Abe asks Obama to investigate alleged U.S. spying


TOKYO — Prime Minister Shinzo Abe asked U.S. President Barack Obama on Aug. 26 to investigate alleged spying on high-level Japanese government and corporate officials, after anti-secrecy Website WikiLeaks disclosed last month a list of Japanese targets by a U.S. eavesdropping agency.

During their 40-minute telephone conversation, held at the request of Washington, Obama apologized to Abe and the Japanese government over the suspected eavesdropping by the National Security Agency, the government said.

At a press conference, Chief Cabinet Secretary Yoshihide Suga quoted Abe as telling Obama that if the spying allegations are “true, it could shake the relationship of trust between alliance partners,” and that he has “no choice but to express our grave concern.”

Abe asked Obama that Washington look into the matter and report its findings to Tokyo, the top government spokesman said.
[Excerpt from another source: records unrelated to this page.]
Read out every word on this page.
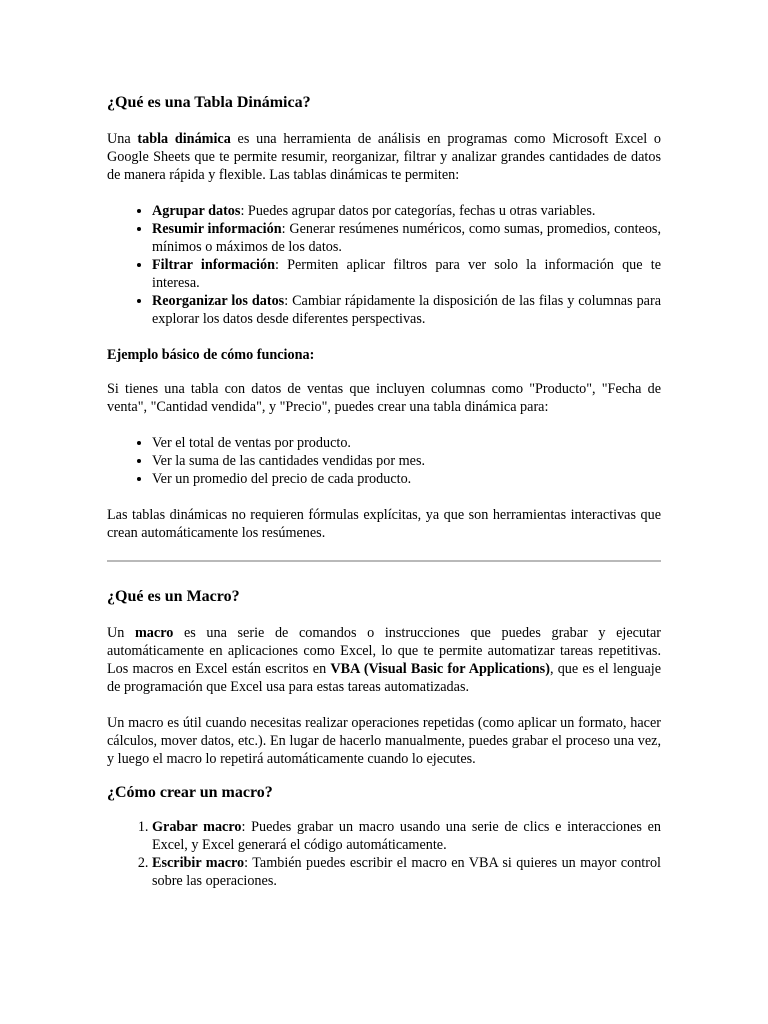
¿Qué es una Tabla Dinámica?

Una tabla dinámica es una herramienta de análisis en programas como Microsoft Excel o Google Sheets que te permite resumir, reorganizar, filtrar y analizar grandes cantidades de datos de manera rápida y flexible. Las tablas dinámicas te permiten:

• Agrupar datos: Puedes agrupar datos por categorías, fechas u otras variables.
• Resumir información: Generar resúmenes numéricos, como sumas, promedios, conteos, mínimos o máximos de los datos.
• Filtrar información: Permiten aplicar filtros para ver solo la información que te interesa.
• Reorganizar los datos: Cambiar rápidamente la disposición de las filas y columnas para explorar los datos desde diferentes perspectivas.
Ejemplo básico de cómo funciona:

Si tienes una tabla con datos de ventas que incluyen columnas como "Producto", "Fecha de venta", "Cantidad vendida", y "Precio", puedes crear una tabla dinámica para:

• Ver el total de ventas por producto.
• Ver la suma de las cantidades vendidas por mes.
• Ver un promedio del precio de cada producto.

Las tablas dinámicas no requieren fórmulas explícitas, ya que son herramientas interactivas que crean automáticamente los resúmenes.

¿Qué es un Macro?

Un macro es una serie de comandos o instrucciones que puedes grabar y ejecutar automáticamente en aplicaciones como Excel, lo que te permite automatizar tareas repetitivas. Los macros en Excel están escritos en VBA (Visual Basic for Applications), que es el lenguaje de programación que Excel usa para estas tareas automatizadas.

Un macro es útil cuando necesitas realizar operaciones repetidas (como aplicar un formato, hacer cálculos, mover datos, etc.). En lugar de hacerlo manualmente, puedes grabar el proceso una vez, y luego el macro lo repetirá automáticamente cuando lo ejecutes.

¿Cómo crear un macro?
1. Grabar macro: Puedes grabar un macro usando una serie de clics e interacciones en Excel, y Excel generará el código automáticamente.
2. Escribir macro: También puedes escribir el macro en VBA si quieres un mayor control sobre las operaciones.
Obama said the United States is taking appropriate actions based on a presidential directive in 2014 on collection of intelligence and that the United States currently does not take any action that would hurt trust between their countries, according to Suga.

Obama reassured Abe that U.S. intelligence collection “is focused on national security interests and is as narrowly tailored as possible,” the White House said in a statement.

In a speech that accompanied the directive issued in January 2014, Obama promised that the United States will not monitor the communications of the head of state and government of “our close friends and allies” without a “compelling national security purpose.”

WikiLeaks posted what it says are U.S. National Security Agency reports and a list of 35 Japanese targets for telephone intercepts, including the Japanese Cabinet Office, the Bank of Japan, the country’s finance and trade ministries, and major Japanese trading companies.

Suga did not say whether Obama admitted to U.S. spying.

Earlier last month, Abe made similar remarks regarding the matter during his telephone conversation with U.S. Vice President Joe Biden.

On other issues of mutual interest, Abe and Obama welcomed a recent agreement between North and South Korea to defuse heightened tensions, and reaffirmed their cooperation in dealing with North Korea’s missile and nuclear weapons development, Suga said.

They also agreed to deal together with concerns facing the world economy including the current global market rout stemming from concerns over the health of China’s economy.